Da perspectiva social, bancar a expansão do Bolsa Família com uma receita cobrada de todos significa que os próprios beneficiários desse novo programa estarão entre os seus financiadores. O ideal seria fazer uma revisão do gasto público, focando na sua eficiência de forma a abrir espaço no orçamento, ao invés de aumentar a carga tributária já elevada.
CS: Qual análise a senhora faz desse aumento no IOF, levando em consideração os números atuais da inflação e PIB?
JD: A pressão inflacionária que já era alta com câmbio, crise energética e ruídos políticos e fiscais fica ainda maior com a nova alíquota do IOF. Se a demanda for negativamente impactada pelo custo maior de acesso ao crédito nesses últimos meses do ano, o impacto do benefício maior sobre a demanda pode ser reduzido. Como resultado, as perspectivas de PIB se tornam ainda mais baixas.
CS: A senhora fala em “pressão inflacionária”, mesmo com uma estimativa de queda no consumo. Pode explicar?

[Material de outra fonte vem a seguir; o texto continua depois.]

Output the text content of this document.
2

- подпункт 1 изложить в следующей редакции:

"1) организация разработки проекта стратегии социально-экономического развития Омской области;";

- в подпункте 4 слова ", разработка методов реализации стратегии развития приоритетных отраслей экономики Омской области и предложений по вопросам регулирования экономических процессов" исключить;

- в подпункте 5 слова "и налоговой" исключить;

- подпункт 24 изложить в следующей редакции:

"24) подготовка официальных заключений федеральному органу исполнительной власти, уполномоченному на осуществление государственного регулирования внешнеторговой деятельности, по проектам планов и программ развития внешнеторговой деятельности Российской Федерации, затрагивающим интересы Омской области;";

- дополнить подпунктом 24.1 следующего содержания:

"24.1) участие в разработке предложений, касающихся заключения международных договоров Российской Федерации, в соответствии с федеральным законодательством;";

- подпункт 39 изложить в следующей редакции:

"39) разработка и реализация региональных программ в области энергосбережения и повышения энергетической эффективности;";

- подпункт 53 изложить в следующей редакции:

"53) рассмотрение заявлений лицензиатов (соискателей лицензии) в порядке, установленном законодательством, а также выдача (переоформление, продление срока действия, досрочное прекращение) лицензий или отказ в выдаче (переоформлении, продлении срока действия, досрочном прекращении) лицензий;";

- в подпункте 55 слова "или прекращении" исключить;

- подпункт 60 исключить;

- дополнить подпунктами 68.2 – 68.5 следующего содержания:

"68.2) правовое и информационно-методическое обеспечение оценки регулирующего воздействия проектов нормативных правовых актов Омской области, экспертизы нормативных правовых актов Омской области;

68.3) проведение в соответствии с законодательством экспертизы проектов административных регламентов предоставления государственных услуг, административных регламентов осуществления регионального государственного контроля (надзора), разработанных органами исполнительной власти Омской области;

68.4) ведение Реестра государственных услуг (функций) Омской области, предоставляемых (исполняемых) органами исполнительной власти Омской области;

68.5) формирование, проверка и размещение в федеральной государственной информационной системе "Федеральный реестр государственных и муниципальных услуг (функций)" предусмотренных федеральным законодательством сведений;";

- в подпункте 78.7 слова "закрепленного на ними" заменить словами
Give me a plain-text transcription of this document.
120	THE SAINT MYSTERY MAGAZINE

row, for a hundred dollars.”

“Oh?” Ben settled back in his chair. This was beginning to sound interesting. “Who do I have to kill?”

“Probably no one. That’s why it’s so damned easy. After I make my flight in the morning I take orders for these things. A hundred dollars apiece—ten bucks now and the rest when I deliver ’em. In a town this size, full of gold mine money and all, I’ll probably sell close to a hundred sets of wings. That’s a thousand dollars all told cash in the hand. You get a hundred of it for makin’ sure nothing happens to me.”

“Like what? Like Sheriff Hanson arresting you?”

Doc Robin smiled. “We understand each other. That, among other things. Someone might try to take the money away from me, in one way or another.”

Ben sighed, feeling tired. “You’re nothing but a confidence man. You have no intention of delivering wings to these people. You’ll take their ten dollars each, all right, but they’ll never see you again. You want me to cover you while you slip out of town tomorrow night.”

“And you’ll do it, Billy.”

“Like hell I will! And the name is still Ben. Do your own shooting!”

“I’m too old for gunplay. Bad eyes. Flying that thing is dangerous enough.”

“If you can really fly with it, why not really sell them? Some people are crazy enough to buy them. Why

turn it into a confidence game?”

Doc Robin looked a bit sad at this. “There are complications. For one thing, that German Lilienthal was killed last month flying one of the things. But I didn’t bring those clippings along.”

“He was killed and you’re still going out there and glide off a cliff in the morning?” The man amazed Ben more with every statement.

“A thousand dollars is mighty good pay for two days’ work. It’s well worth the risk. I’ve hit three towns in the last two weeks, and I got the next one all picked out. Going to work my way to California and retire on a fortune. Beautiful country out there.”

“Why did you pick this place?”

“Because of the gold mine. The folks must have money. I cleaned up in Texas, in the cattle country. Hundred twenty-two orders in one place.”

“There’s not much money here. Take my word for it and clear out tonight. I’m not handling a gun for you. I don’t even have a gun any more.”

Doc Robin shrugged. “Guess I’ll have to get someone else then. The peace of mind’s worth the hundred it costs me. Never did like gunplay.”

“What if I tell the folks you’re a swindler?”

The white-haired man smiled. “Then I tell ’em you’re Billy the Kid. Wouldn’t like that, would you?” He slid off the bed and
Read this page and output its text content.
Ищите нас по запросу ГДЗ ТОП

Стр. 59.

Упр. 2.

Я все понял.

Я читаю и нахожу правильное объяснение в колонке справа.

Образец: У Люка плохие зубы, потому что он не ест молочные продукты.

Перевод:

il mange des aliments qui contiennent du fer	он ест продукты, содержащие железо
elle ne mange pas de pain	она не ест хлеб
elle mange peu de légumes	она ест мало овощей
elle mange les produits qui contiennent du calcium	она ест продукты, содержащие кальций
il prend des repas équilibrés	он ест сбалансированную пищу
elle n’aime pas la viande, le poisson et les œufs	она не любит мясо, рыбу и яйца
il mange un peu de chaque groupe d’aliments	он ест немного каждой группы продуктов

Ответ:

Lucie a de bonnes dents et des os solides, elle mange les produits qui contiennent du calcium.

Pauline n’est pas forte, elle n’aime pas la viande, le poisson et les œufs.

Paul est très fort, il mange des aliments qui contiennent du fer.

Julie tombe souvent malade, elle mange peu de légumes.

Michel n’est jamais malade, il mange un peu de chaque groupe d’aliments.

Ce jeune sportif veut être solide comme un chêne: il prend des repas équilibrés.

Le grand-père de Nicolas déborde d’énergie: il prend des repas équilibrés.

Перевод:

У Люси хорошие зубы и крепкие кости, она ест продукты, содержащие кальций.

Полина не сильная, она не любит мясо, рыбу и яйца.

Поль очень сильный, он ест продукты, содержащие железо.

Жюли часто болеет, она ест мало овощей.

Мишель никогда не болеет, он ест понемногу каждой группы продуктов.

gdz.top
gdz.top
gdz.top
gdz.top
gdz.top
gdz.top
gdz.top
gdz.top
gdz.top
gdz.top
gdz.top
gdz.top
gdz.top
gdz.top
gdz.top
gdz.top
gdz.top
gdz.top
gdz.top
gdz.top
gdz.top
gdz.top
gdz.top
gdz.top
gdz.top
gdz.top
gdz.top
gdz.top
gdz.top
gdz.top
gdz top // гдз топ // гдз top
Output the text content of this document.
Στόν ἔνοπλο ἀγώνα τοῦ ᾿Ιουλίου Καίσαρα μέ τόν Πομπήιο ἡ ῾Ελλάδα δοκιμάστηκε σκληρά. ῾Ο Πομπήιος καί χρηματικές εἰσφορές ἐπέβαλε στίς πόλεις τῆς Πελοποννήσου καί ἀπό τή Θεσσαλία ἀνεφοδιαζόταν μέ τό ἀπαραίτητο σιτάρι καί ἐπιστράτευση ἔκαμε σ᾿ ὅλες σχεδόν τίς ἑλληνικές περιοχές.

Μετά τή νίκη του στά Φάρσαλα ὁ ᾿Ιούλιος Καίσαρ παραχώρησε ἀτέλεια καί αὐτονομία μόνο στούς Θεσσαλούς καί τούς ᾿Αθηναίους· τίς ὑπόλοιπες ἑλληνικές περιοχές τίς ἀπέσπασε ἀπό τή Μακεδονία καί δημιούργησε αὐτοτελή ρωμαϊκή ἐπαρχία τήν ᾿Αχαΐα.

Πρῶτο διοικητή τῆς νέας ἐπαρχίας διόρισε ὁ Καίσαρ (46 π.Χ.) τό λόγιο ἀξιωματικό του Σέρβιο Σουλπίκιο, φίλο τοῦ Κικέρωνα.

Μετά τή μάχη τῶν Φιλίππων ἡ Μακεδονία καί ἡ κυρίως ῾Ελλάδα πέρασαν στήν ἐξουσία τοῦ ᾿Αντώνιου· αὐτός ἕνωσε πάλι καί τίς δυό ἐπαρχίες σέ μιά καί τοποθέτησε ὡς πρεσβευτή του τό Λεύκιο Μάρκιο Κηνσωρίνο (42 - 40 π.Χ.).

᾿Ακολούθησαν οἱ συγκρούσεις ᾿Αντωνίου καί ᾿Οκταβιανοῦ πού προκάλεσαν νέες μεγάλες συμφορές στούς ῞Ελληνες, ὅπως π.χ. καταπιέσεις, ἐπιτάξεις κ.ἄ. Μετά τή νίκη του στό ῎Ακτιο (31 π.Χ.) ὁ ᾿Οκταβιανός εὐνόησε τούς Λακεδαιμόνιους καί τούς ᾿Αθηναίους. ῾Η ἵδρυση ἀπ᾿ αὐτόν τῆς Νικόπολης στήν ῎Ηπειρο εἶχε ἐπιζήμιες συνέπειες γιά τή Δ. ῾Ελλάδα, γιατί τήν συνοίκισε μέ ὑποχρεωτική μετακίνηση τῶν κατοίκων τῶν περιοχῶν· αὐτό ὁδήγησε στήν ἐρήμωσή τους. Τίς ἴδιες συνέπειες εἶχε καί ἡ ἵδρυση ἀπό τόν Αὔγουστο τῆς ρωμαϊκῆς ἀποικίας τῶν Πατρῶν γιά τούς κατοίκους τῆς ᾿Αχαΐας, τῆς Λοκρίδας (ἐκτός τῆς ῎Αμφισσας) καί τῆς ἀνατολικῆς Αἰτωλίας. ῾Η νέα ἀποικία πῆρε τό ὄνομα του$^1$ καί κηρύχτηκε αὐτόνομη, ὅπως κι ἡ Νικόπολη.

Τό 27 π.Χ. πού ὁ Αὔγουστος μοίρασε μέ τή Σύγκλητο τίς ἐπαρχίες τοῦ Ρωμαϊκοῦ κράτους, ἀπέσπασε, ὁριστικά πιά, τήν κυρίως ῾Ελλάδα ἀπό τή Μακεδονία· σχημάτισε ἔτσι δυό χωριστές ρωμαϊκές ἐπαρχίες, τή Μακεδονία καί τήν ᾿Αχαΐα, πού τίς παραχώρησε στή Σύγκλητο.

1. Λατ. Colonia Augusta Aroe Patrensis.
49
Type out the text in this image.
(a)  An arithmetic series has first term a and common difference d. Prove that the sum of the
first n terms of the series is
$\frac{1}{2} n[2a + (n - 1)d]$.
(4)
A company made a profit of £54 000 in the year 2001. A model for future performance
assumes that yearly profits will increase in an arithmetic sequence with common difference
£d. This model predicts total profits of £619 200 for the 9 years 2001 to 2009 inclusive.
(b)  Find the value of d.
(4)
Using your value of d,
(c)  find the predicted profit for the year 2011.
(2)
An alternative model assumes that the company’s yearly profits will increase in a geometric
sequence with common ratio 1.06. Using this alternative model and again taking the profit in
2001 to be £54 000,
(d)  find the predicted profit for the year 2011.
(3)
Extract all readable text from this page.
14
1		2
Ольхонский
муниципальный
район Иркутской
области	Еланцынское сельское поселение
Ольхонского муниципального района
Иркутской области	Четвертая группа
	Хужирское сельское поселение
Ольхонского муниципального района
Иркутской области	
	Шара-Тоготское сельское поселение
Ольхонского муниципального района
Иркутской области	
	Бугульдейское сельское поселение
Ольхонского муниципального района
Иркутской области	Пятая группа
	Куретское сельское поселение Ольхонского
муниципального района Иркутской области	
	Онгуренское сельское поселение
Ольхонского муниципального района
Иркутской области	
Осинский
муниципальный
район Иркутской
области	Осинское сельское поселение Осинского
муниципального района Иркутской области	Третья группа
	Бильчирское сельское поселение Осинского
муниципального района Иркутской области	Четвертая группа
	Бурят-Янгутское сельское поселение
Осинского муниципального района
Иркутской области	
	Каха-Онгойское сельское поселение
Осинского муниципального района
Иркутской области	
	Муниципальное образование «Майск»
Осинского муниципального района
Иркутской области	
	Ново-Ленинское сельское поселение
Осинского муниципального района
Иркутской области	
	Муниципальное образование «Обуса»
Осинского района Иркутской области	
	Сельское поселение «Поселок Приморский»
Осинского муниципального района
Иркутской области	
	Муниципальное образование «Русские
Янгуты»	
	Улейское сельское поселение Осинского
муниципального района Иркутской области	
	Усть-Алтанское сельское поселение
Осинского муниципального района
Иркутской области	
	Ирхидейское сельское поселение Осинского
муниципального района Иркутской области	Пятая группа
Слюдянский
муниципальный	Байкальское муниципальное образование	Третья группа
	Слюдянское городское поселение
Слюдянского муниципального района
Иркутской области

JD: O aumento da alíquota do IOF tem efeitos diretos e indiretos sobre a demanda e, portanto, sobre a inflação. Por um lado, pelo canal do custo, todas as pessoas que precisam, para conseguir atender às suas demandas, realizar alterações de crédito ou então até mesmo as firmas, que às vezes têm necessidade de capital de giro, necessidade de financiamento de investimentos e outras necessidades, recorrem ao crédito. Terão então essas etapas produtivas mais caras, encarecendo o produto final. Então, pro lado do acesso ao crédito, seja por parte das famílias, seja por parte das empresas, existe uma pressão inflacionária maior com a elevação da alíquota do IOF.
Por outro lado, a gente pode pensar também no desaquecimento da economia, da demanda, por conta desse encarecimento do crédito. As firmas podem decidir investir menos, podem decidir acessar menos mercado de crédito. As famílias podem decidir frear o seu consumo e, portanto, se endividar menos. O que a gente precisa lembrar é que a gente está num contexto ainda de pandemia, com uma quantidade considerável de pessoas desempregadas, diversas firmas ainda não conseguiram restabelecer suas condições financeiras. Então, a opção do planejamento financeiro, onde ela consegue evitar essa maior incidência de tributos, é mais reduzida.
As famílias tinham uma disposição maior, assim como as empresas, pra conseguir fugir desse crédito mais caro, o que não é a realidade hoje. Essas famílias são famílias que não têm outra alternativa muitas vezes para conseguir manter seu consumo básico, senão acessar o crédito, e esse crédito está mais caro. Então, existe, sim, uma força jogando contra a demanda e, portanto, não gerando essa pressão inflacionária que citei antes, mas ela é mais reduzida por conta das condições estabelecidas pela pandemia.
CS: Esse aumento pode, então, incentivar o superendividamento?
JD: As condições específicas deixadas pela pandemia, onde diversas pessoas ainda não conseguiram retornar ao mercado de trabalho, permanecem desempregadas, a informalidade continua sendo a única saída para diversas pessoas ou até mesmo firmas que querem seguir em frente com a sua produção, seguir em frente com as suas vendas, mas não têm outra forma de ter acesso ao crédito, senão através do endividamento, que, agora, está mais caro. Então, sim, é uma situação bastante complicada, agravada pela pandemia.